Firmly in the dregs of Winter and like an idiot, thinking my man Punxsutawney Phil would start February with the good news of an early Spring, I am looking for warmth, light, and good weather wherever I can find it. Just like that rodent in Pennsylvania told us this morning, there is no heat in sight outside and judging by what movies are debuting this weekend, there is no warmth at the box office as well.
Rings, the third installment of the US adaptation of The Ring series, is a horror movie. It looks like it’s packed full of jumpscares, looming threats, and other genre-specific turns. Lately, I’ve been getting my jump scares and pulse-pounding anxiety waves from watching The News, so instead of paying for the privilege to watch movie stars be killed by an evil spirit after viewing a viral video, let’s look ahead to movie Spring and do some trailer superlatives.
The Award for “We Don’t Need This Movie… Or Do We” Goes To:
KONG: SKULL ISLAND
Based On The Trailer: Brie Larson. Tom Hiddleston. Samuel L. Jackson. John Goodman. Corey Hawkins. John C. Reilly. That’s an awful lot of star power for no one wearing a cape, battling Thanos, or plotting to rob a casino.
The trailer looks amazing, the cast is brilliant, and the release date is the kick-off to the blockbuster season, so I’m nearly positive this won’t be great.

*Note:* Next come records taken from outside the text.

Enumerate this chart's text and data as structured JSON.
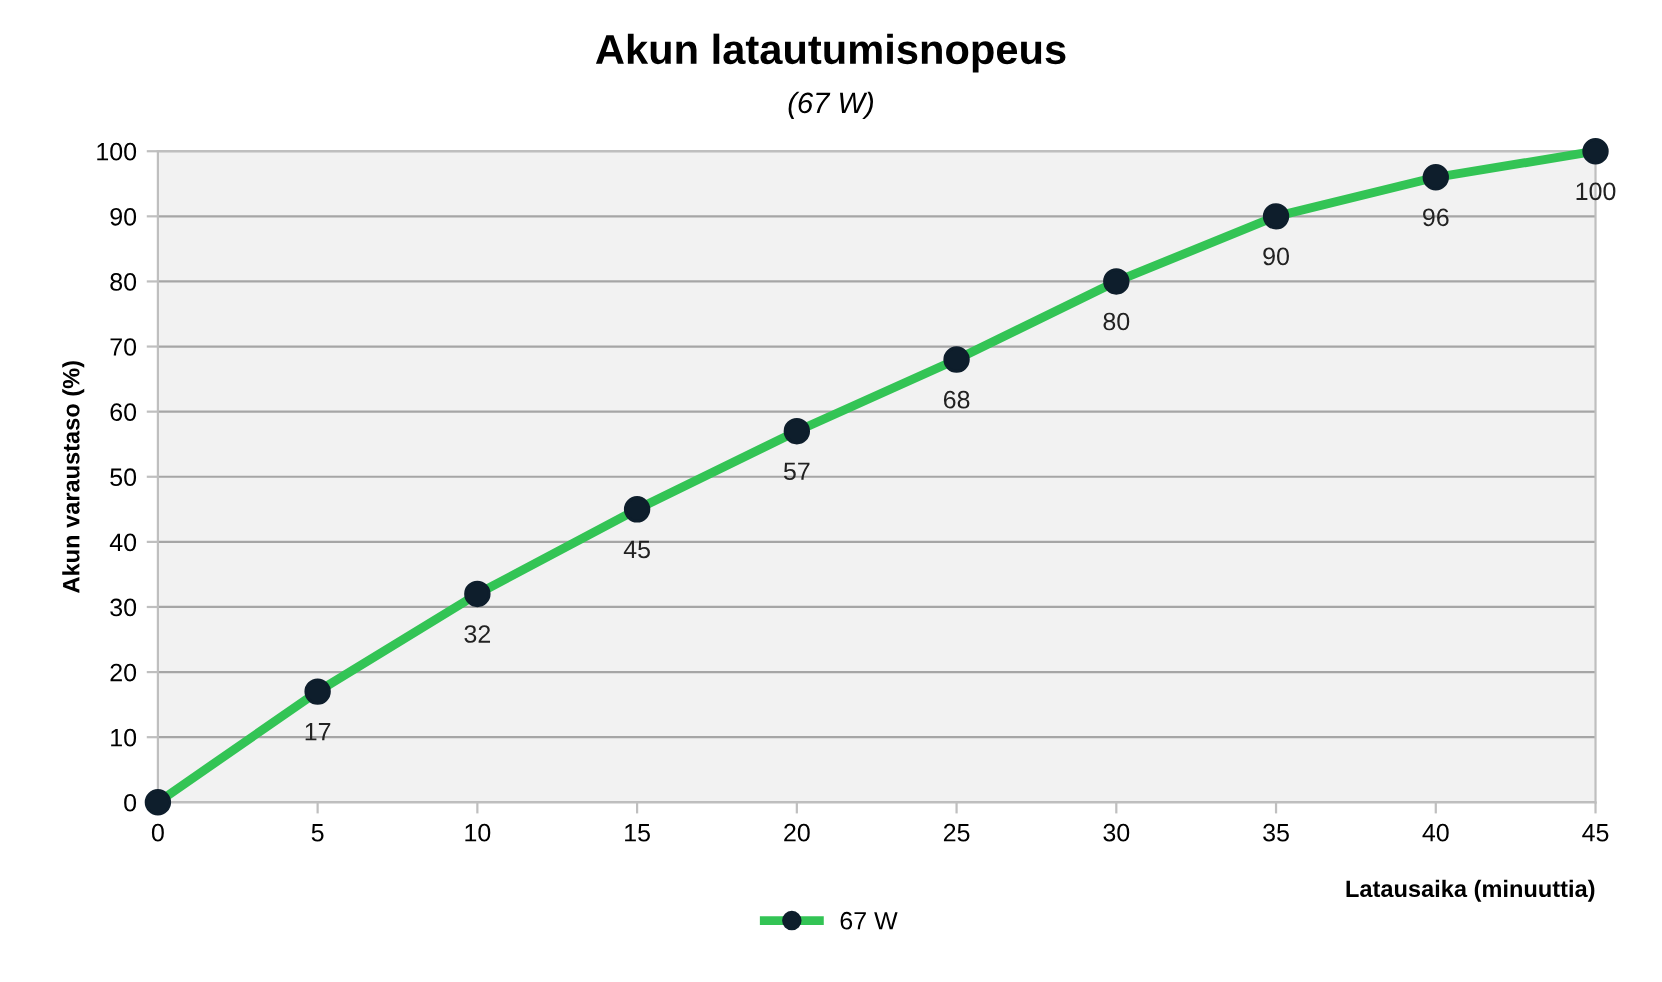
{
  "chart_data": {
    "type": "line",
    "title": "Akun latautumisnopeus",
    "subtitle": "(67 W)",
    "xlabel": "Latausaika (minuuttia)",
    "ylabel": "Akun varaustaso (%)",
    "x": [
      0,
      5,
      10,
      15,
      20,
      25,
      30,
      35,
      40,
      45
    ],
    "series": [
      {
        "name": "67 W",
        "color": "#33c455",
        "values": [
          0,
          17,
          32,
          45,
          57,
          68,
          80,
          90,
          96,
          100
        ],
        "value_labels": [
          null,
          "17",
          "32",
          "45",
          "57",
          "68",
          "80",
          "90",
          "96",
          "100"
        ]
      }
    ],
    "xlim": [
      0,
      45
    ],
    "xticks": [
      0,
      5,
      10,
      15,
      20,
      25,
      30,
      35,
      40,
      45
    ],
    "ylim": [
      0,
      100
    ],
    "yticks": [
      0,
      10,
      20,
      30,
      40,
      50,
      60,
      70,
      80,
      90,
      100
    ],
    "grid": "y",
    "legend": "bottom",
    "marker": "circle",
    "line_style": "solid"
  }
}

It’s too good to be true. Also – trailer makers; please leave some of the twists and turns to be revealed in the movie.
A project with a cast this strong, that looks like a cross between Battle for the Planet of the Apes and Apocalypse Now, with special effects this good, stands a 0.0% chance of living up to the hype. Warner Brothers is pushing all of their chips into the middle of the table with this potential franchise starter, which means the script probably got rewritten into oblivion.
Having Said That: I will see this movie
The Bar Is Set: Too High. No way it can be this good.
The Award for “Who Exactly is this For” Goes To:
BEAUTY AND THE BEAST
Based on the Trailer: Disney’s Beauty and the Beast is one of three movies I can remember seeing in the theater when I was growing up. The animation was unlike anything I had ever seen, had a perfectly paced plot, and not a day has gone by since 1991 that I don’t work, “Tale as old as tiiiiiiiime,” into a conversation. Beauty and the Beast ‘91 has made a similar impact on every person who has seen it, so Disney did the most logical thing possible – a live action shot-for-shot remake of a cartoon. Bold choice. Very bold.
Who is this movie for, exactly? Is it for 25 to 35-year-old people who were moved by the original? Is it for Potter heads who are looking to get Emma Watson as many big budget movies as possible? Is it for people who thought Downton Abbey would be cooler if the antiques could talk? That is the $200 million dollar question. Actually, it’s the billion dollar question, which I think is what Disney is going to need this to generate to justify its existence.
Having Said That: I will eventually see this and prefer the cartoon which is the most “old man” thing I have ever stated.
The Bar Is Set: Unattainably high. It would take the X-Men showing up in this movie for me to be surprised or change my opinion.
The Award for “PLEASE TAKE MY MONEY” Goes To:
JOHN WICK: CHAPTER 2
Based On The Trailer: We’re looking at the front runner for the 2018 Oscars. 2014’s John Wick was the best movie I saw in theaters that year. Hands down, no contest. Despite it being highly unplausible and ultra-violent, it stayed grounded, made sense, and played within the boundaries of the world it was creating. There was no shark-jumping in this movie which is saying something for a film featuring Keanu Reeves.
John Wick fully leans into its tropey goodness from the second the trailer hits. He’s got a cool new dog, he tells his friend, “I’m not that guy anymore,” which means he is 100% still that guy and then some, and the choreographed fight scenes are outstanding. John Wick going to snatch the Box Office Heavyweight Championship right off the waist of Fast & Furious and I can’t wait.
Having Said That: I will skip work to see this movie… twice.
The Bar Is Set: I have removed the bar. I am so ready for John Wick: Chapter 2 that I am willing to defend it even if it is the biggest letdown sequel since Expendables 2. People keep asking if John Wick is back… I’m thinking he’s back.